First Author: : R.Wisse THE NETHERLANDS

Co Author(s): :    M. van Vossen   B. Muijzer   N. Soeters   D. Godefrooij   C. Koppen   R. Nuijts     

Abstract Details

Purpose:

Crosslinking (CXL) is a well established treatment for progressive keratoconus. The definition of progression however is subject of debate. The current paradgim of 1 Diopter increase in maximum keratometry (kmax) promotes overtreatment and has a negative effect on CXL cost-effectiveness.

Setting:

Multicenter study. University Medical Center Utrecht, Maastricht University Medical Center. The Netherlands.

Methods:

The Dutch Crosslinking for Keratoconus (DUCK) score is calculated based on changes in five domains: keratometry, manifest refraction, visual acuity, age and subjective patient experience. 0, 1 or 2 points were assigned per item. Cut-off scores and validation characteristics were calculated based on the retrospective progression analysis of our 01/2012-06/2014 CXL cohort with two year follow-up, matched with all untreated keratoconus patients referred to our institution in the same timeframe.
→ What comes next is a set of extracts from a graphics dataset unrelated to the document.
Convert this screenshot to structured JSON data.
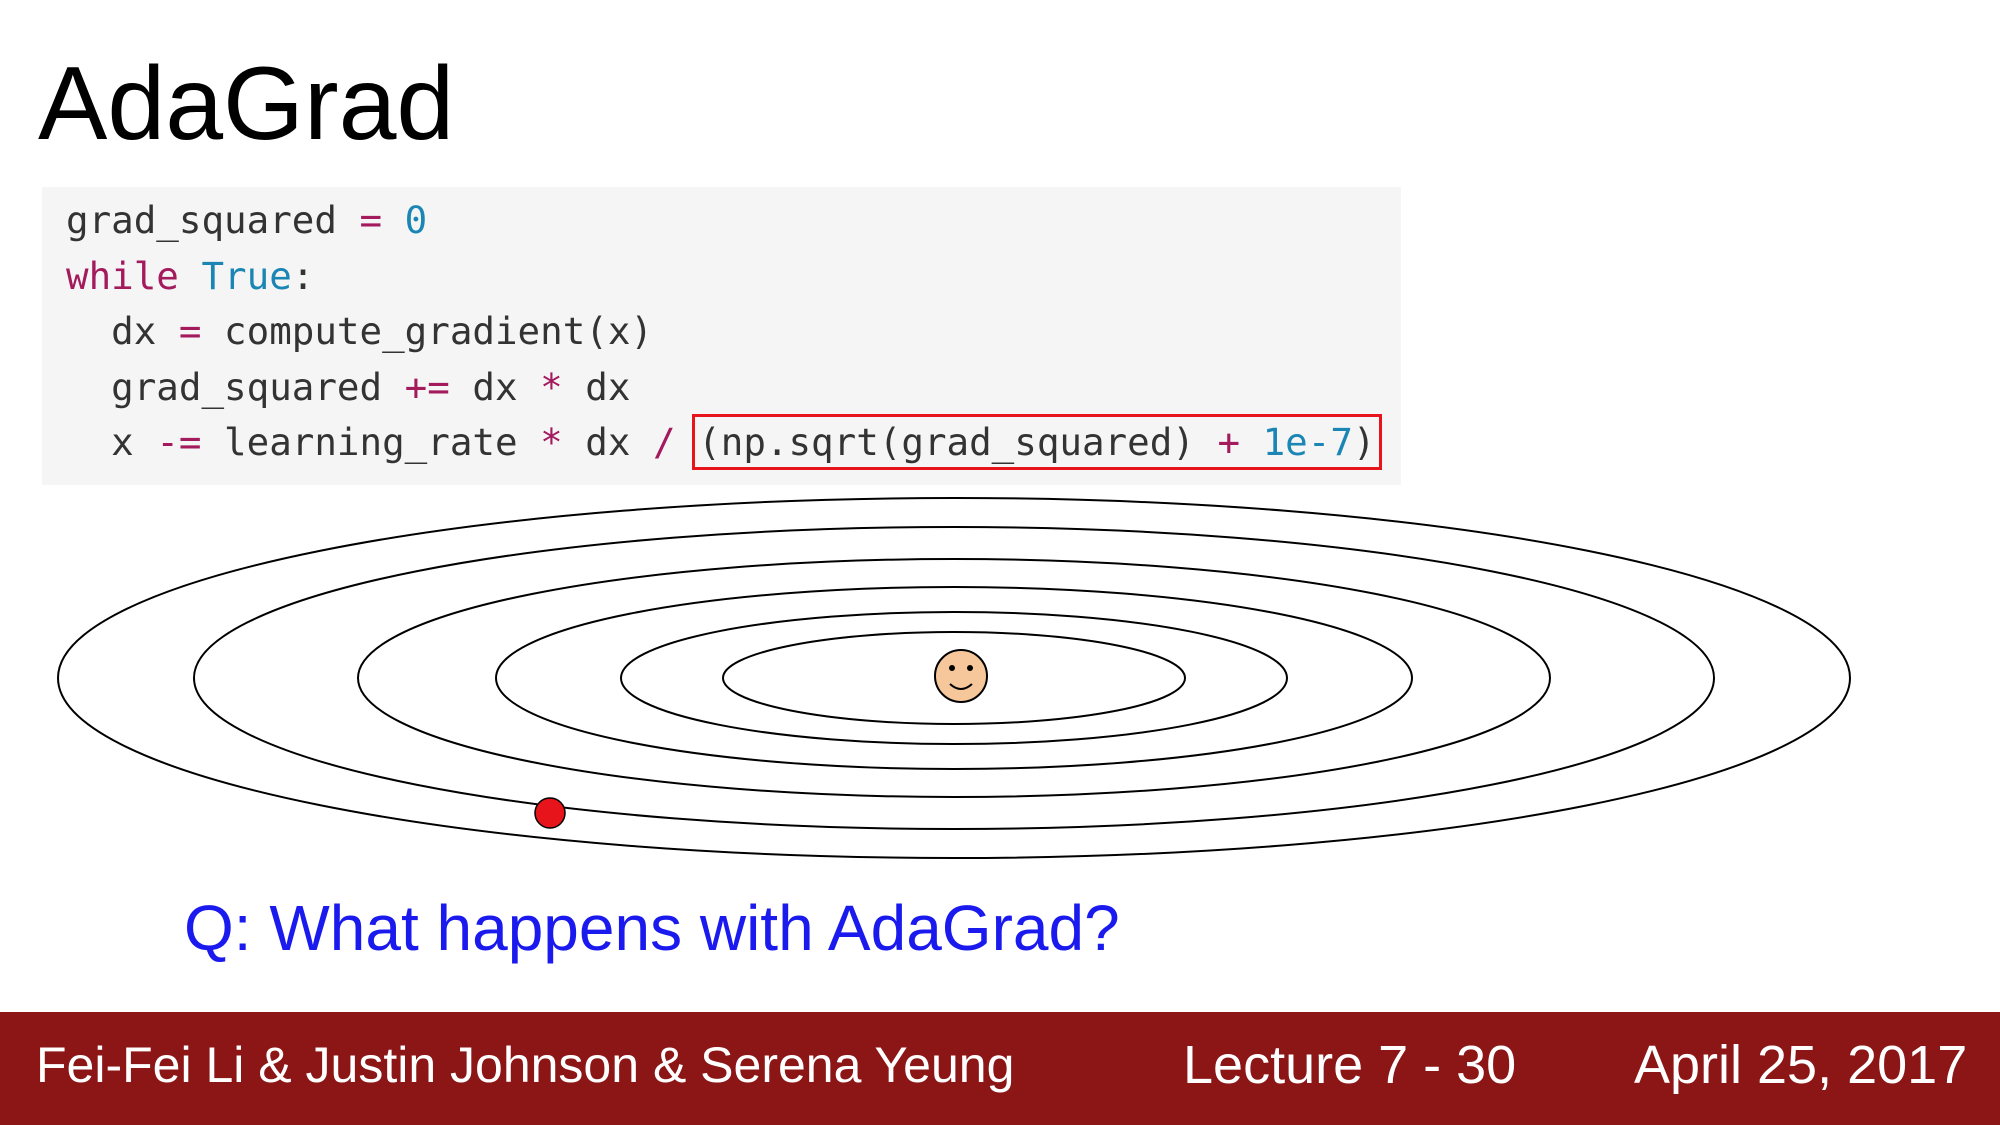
{
  "slide": {
    "title": "AdaGrad",
    "question": "Q: What happens with AdaGrad?"
  },
  "code": {
    "line1": {
      "a": "grad_squared",
      "b": " ",
      "op": "=",
      "c": " ",
      "num": "0"
    },
    "line2": {
      "kw": "while",
      "b": " ",
      "bi": "True",
      "c": ":"
    },
    "line3": {
      "a": "  dx ",
      "op": "=",
      "c": " compute_gradient(x)"
    },
    "line4": {
      "a": "  grad_squared ",
      "op": "+=",
      "c": " dx ",
      "op2": "*",
      "d": " dx"
    },
    "line5": {
      "a": "  x ",
      "op": "-=",
      "c": " learning_rate ",
      "op2": "*",
      "d": " dx ",
      "op3": "/",
      "e": " ",
      "hl_a": "(np.sqrt(grad_squared) ",
      "hl_op": "+",
      "hl_b": " ",
      "hl_num": "1e-7",
      "hl_c": ")"
    },
    "highlight_color": "#e8141b"
  },
  "diagram": {
    "contour_count": 6,
    "point_color": "#e8141b",
    "minimum_icon": "smiley-face-icon"
  },
  "footer": {
    "authors": "Fei-Fei Li & Justin Johnson & Serena Yeung",
    "lecture": "Lecture 7 - 30",
    "date": "April 25, 2017",
    "background": "#8c1515"
  }
}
A validation will be performed based on an external treatment cohort.

Results:

245 eyes of 161 patients who underwent epi-off CXL and approximately 485 eyes of untreated keratoconus patients were included. When adhering to the DUCK score a reduction of 18% in CXL treatments was calculated and a 13% lower failure rate. 11% of patients who showed topographic progression would have been treated using the DUCK score. Data will be presented regarding the amount of eyes with a Kmax increase >1D and DUCK scores tresholds values, and subsequently compared with the number of eyes that actually underwent CXL treatment.

Conclusions:

The DUCK-score will be presented as a straightforward tool to improve clinical decision making in determining CXL eligibility. Including more factors than mere keratometry solodifies the indication of a CXL procedure, and takes the patient's perspective into account. Realistic indications for CXL are needed to prevent overtreatment, and subsequently improve CXL cost-effectiveness by offering this intervention to patients who are likely to benefit most.